The notion that one person can read the Bible as an individual, even an individual with many gifts, and from that solitary experience of reading the Bible live an upright and holy life within the One, Holy, Catholic and Apostolic Church is very mistaken. Bible reading can only be attempted from within the fellowship of the living Church, which includes its theological tradition, its liturgical worship and its spiritual guidance. The Bible did not create the Church, but rather the Church created the Bible in order to feed, inspire and articulate the experience of being incorporated by Baptism into the Sacred Humanity of Jesus Christ—and in the Bible is subtlety, difficulty, and mystery. Anyone who says otherwise is trying to sell you something.

What, then, are we to make of what we hear today? First, our Lord teaches about anger—while there is such a thing as righteous indignation, here Jesus is talking about the Capital Sin of Anger, the sin of denying the need for harmony with other creatures. Anger, besides being a sin, is a distraction, it impedes or prevents our ability to hear Christ, and certainly our ability to recognize Christ in the person with whom we are angry.

That leads directly into His teaching that we should not bring our gift to the Altar if we are unreconciled with someone. And here the fact that this teaching was filtered through the oral tradition of the worshipping community is central, because this passage directly defies normal emotional experience. Unless we hear this teaching through the lens of prayer, we will misunderstand Jesus’ command as seeming to say that reconciliation with the person must be complete and over before anyone can receive communion. But we all know that is not how reconciliation works—it is not a transaction but a process, and a process that can take years if not decades.

The important subtlety here is not to complete a transaction but to begin a process of reconciliation. That process begins by asking God in prayer for help, and the process continues by being able to pray for this person. When we pray for a person we affirm, perhaps despite our emotional inclinations, that God is active in your life, and He is active in the life of that other person who has something against you.
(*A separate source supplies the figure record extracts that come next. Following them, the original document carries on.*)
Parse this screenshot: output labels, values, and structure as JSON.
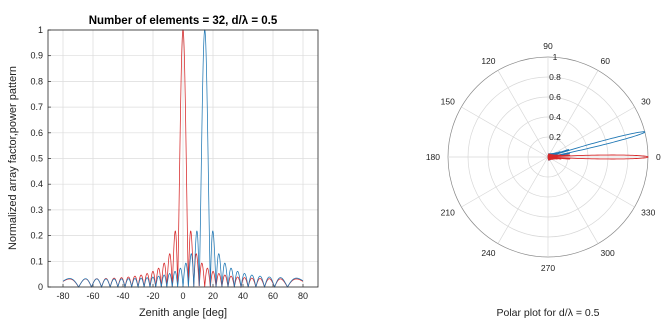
{
  "chart_data": [
    {
      "type": "line",
      "title": "Number of elements = 32, d/λ = 0.5",
      "xlabel": "Zenith angle [deg]",
      "ylabel": "Normalized array factor,power pattern",
      "xlim": [
        -90,
        90
      ],
      "ylim": [
        0,
        1
      ],
      "xticks": [
        "-80",
        "-60",
        "-40",
        "-20",
        "0",
        "20",
        "40",
        "60",
        "80"
      ],
      "yticks": [
        "0",
        "0.1",
        "0.2",
        "0.3",
        "0.4",
        "0.5",
        "0.6",
        "0.7",
        "0.8",
        "0.9",
        "1"
      ],
      "grid": true,
      "elements": 32,
      "spacing": 0.5,
      "series": [
        {
          "steer_deg": 0,
          "color": "#d62728"
        },
        {
          "steer_deg": 14.5,
          "color": "#1f77b4"
        }
      ]
    },
    {
      "type": "polar",
      "title": "Polar plot for d/λ = 0.5",
      "angle_ticks": [
        "0",
        "30",
        "60",
        "90",
        "120",
        "150",
        "180",
        "210",
        "240",
        "270",
        "300",
        "330"
      ],
      "radius_ticks": [
        "0.2",
        "0.4",
        "0.6",
        "0.8",
        "1"
      ],
      "grid": true,
      "series": [
        {
          "steer_deg": 0,
          "color": "#d62728"
        },
        {
          "steer_deg": 14.5,
          "color": "#1f77b4"
        }
      ]
    }
  ]
}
This is hard to recognize when this other person has hurt or wounded us, yet until we able to name this person in prayer, we have not begun the process of reconciliation. And it is beginning the process of reconciliation that Jesus demands of us before we receive Communion. We practice this process of reconciliation—of seeing in another person Jesus Christ—when we exchange the peace. Actively experiencing what it is like to try to recognize in another person Jesus Christ is the sole purpose of the exchange of the peace.

So all of that is a difficult passage, and yet there are more in our Gospel today. We hear that lust is equivalent to adultery; that eyes should be plucked out if they cause sin; same with a sin-causing right hand. Brothers and sisters, hear in these sentences Jesus Christ having a divine sense of humor. He makes demands upon us, yet He gives us maximum aid and support in times of hardship. Let the demands of these difficult passages be soothed with the image of Jesus saying them within something of a wry smile, perhaps a dry, provocative humor. We will not make spiritual progress—that it, we will not pray better nor commit fewer sins—if we have a habitual state of imaginative lust. Take custody of the eyes, Jesus is commanding. Pluck it out, take it away, look somewhere else. And if your hands constantly are the tools for sin—for stealing, for writing sinful thoughts, for hitting someone, for knowingly misguiding people—cut them off, take it away, take custody of your hands. Recognize that Jesus intends them to be His hands, His eyes.

Being mature about our tendencies to sin with our eyes, our hands, our thoughts is how we bear our cross. Being sober and honest about how we have been wounded or hurt by other people is how we bear our cross. So let us keep our true end in sight, and let us always know that the Lord is mighty in power and sees everything; His eyes are on those that fear Him, and He knows every deed we do. He knows that in our weakness we can do nothing good without Him. Let us put our trust in Him, for He is our strength and redeemer.